Of the projected 4,500 affordable units on the Pike, 1,200 will be created by providing developers with on site bonus density. Transfer of Development Rights (TDRs) and significant financial incentives from the county will be needed to preserve the rest. According to the County Manager, the subsidy needed to preserve the remaining 3,300 units would approximate $297 million over the 30 year life of the plan.
Obviously the County can’t afford to do this. So it wants to give developers additional bonus density in exchange for conserving existing units in the Fillmore Gardens and Barcroft apartment complexes. Using TDRs, developers would transfer their bonus density from conserved sites to other neighborhoods along the Pike.
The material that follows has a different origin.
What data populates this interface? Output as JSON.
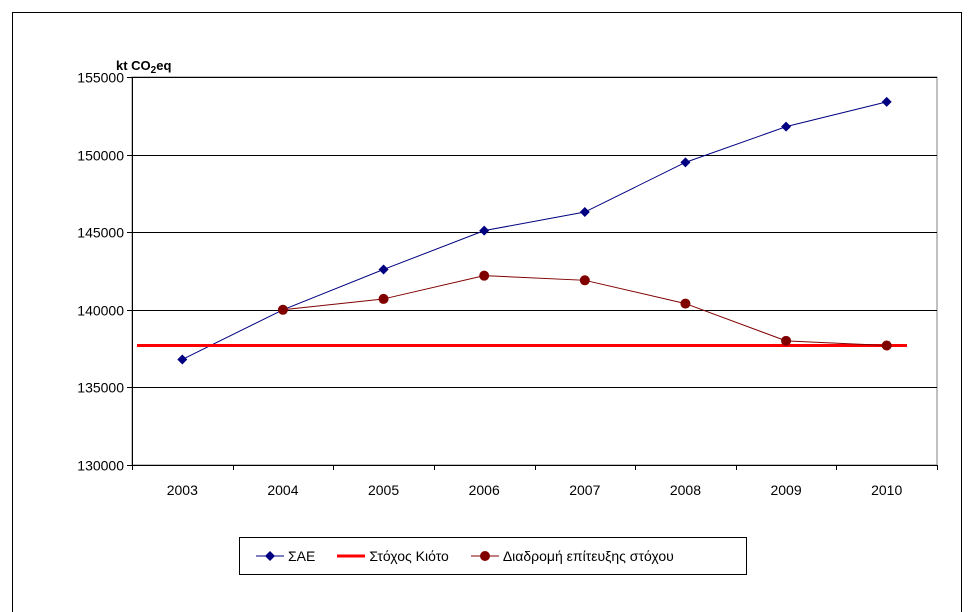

Specifically the plan proposes the construction of massive residential towers off the Pike near the Army Navy Golf Course. The net result will be an increase in the number of rental units along the Pike from 9,000 today to 23,000 in 2040, 15,000 of which will be market rate.
Whereas 80 percent of the apartments on the Pike are affordable today, only 35 percent will be affordable once the Pike is redeveloped. The massive influx of high income renters into the county and corresponding outflow of low income renters is a phenomenon known as gentrification. A concept that is well documented in planning literature, it is somehow missing from the Coalition’s lexicon. Instead the Coalition has coined a euphemism for gentrification called “Smart Growth”.
I hate sluburbia myself, but I fail to see how it can be ended by recycling the poor out and the yuppies in. What’s needed is a comprehensive national policy to constrain population growth. Until the federal government develops the will to do this, Arlington needs to rethink the meaning of Smart Growth.